À Roubaix, un homme de 80 ans, Jean-Jacques Bayart, se dit « profondément humilié » après avoir été raccompagné chez lui à la sortie des urgences du CHR de Lille, le 22 août dernier. L’octogénaire, partiellement invalide et presque aveugle, a été reconduit par des ambulanciers presque nu sous sa blouse d’hôpital, sans ses vêtements et sans que sa couche n’ait été changée.

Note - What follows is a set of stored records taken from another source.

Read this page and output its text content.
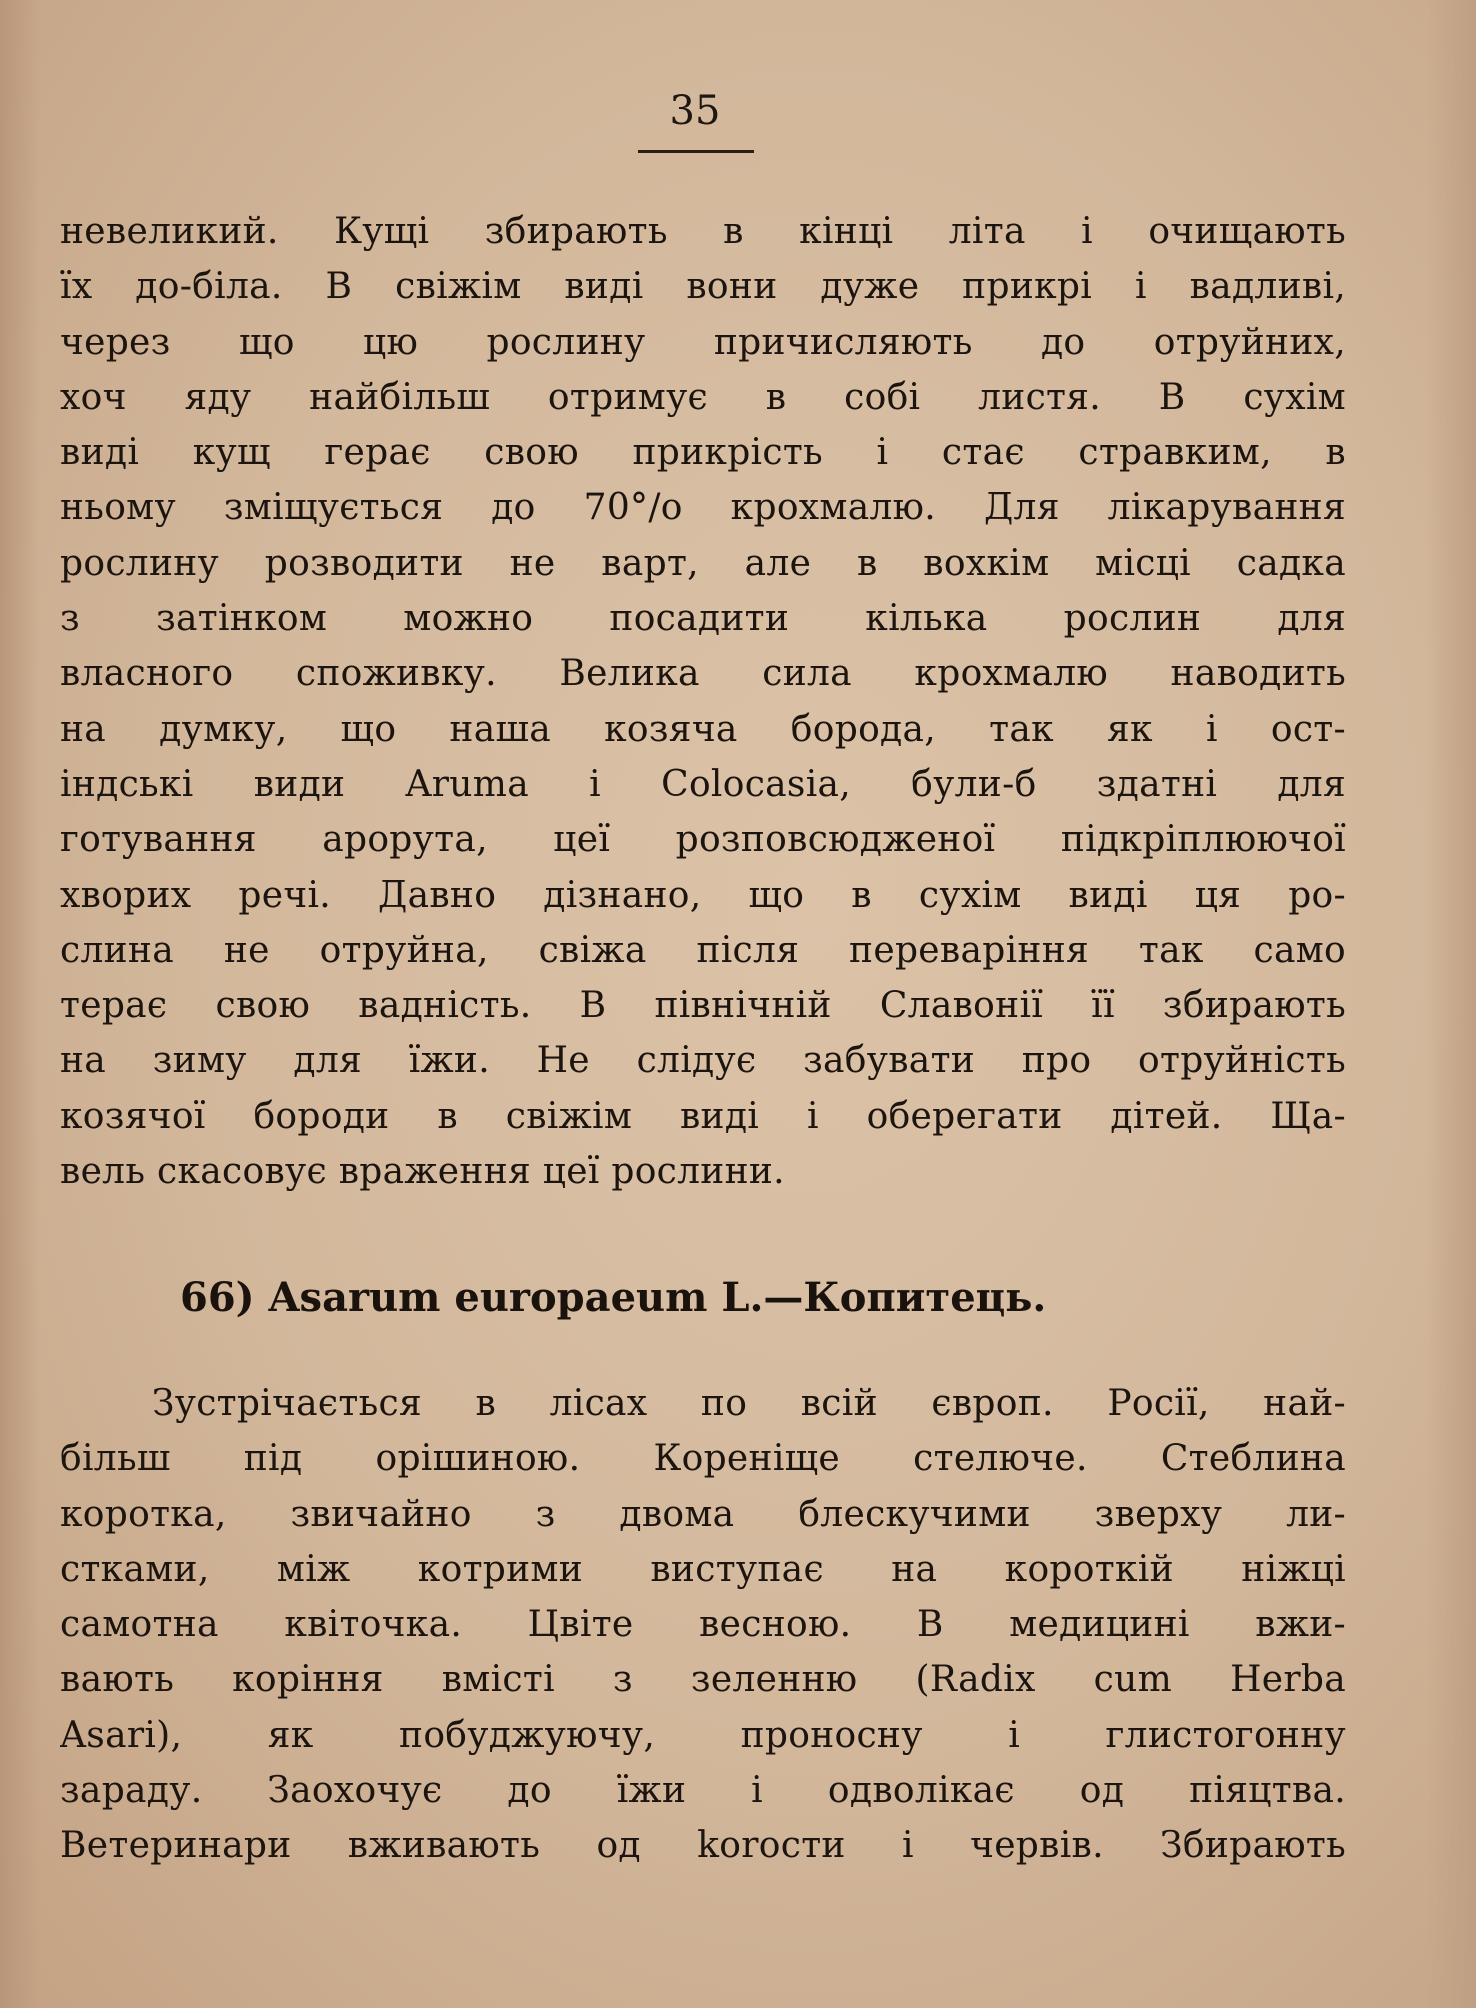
35
невеликий. Кущі збирають в кінці літа і очищають
їх до-біла. В свіжім виді вони дуже прикрі і вадливі,
через що цю рослину причисляють до отруйних,
хоч яду найбільш отримує в собі листя. В сухім
виді кущ герає свою прикрість і стає стравким, в
ньому зміщується до 70°/о крохмалю. Для лікарування
рослину розводити не варт, але в вохкім місці садка
з затінком можно посадити кілька рослин для
власного споживку. Велика сила крохмалю наводить
на думку, що наша козяча борода, так як і ост-
індські види Aruma і Colocasia, були-б здатні для
готування арорута, цеї розповсюдженої підкріплюючої
хворих речі. Давно дізнано, що в сухім виді ця ро-
слина не отруйна, свіжа після переваріння так само
терає свою вадність. В північній Славонії її збирають
на зиму для їжи. Не слідує забувати про отруйність
козячої бороди в свіжім виді і оберегати дітей. Ща-
вель скасовує враження цеї рослини.
66) Asarum europaeum L.—Копитець.
Зустрічається в лісах по всій європ. Росії, най-
більш під орішиною. Кореніще стелюче. Стеблина
коротка, звичайно з двома блескучими зверху ли-
стками, між котрими виступає на короткій ніжці
самотна квіточка. Цвіте весною. В медицині вжи-
вають коріння вмісті з зеленню (Radix cum Herba
Asari), як побуджуючу, проносну і глистогонну
зараду. Заохочує до їжи і одволікає од піяцтва.
Ветеринари вживають од korocти і червів. Збирають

Le cauchemar du retour au domicile

Admis un vendredi pour une infection, M. Bayart a passé la nuit à l’hôpital avant d’être autorisé à sortir le samedi matin. Cependant, son retour se transforme en calvaire lorsque les ambulanciers viennent le chercher dans son box. L’homme n’était pas prêt, et il raconte : « J’ai demandé qu’on me change ma couche, que je mette mes vêtements, mais ils avaient l’air très pressés. J’ai dû partir en blouse, avec les pieds nus et la couche sale. »

Ramené au pied de son immeuble en plein midi, il a été confronté à une situation choquante. « Imaginez que vous vous retrouvez à poil devant chez vous ! », s’indigne-t-il. Son épouse, Chabela, qui n’avait même pas été prévenue de sa sortie, exprime sa colère : « Ils l’ont déposé là comme un sac et ils sont partis. »

Un « raté » selon l’hôpital

Face au mécontentement de la famille, des divergences apparaissent concernant l’état des vêtements du patient. Le gérant de la société d’ambulance soutient que la préparation et l’hygiène relèvent de la responsabilité de l’hôpital et précise que les vêtements de M. Bayart étaient souillés, tout en affirmant qu’il avait été « recouvert d’une couverture pendant le trajet ».

De son côté, le CHR de Lille reconnaît que la situation vécue est « anormale » et présente ses regrets. L’établissement admet qu’il y a eu un « raté » entre l’hôpital et les ambulanciers, précisant que le patient n’était pas prêt à partir lorsqu’ils sont arrivés. L’hôpital s’engage à analyser ce dysfonctionnement et à revoir ses procédures d’évacuation pour éviter toute atteinte à la dignité des patients à l’avenir.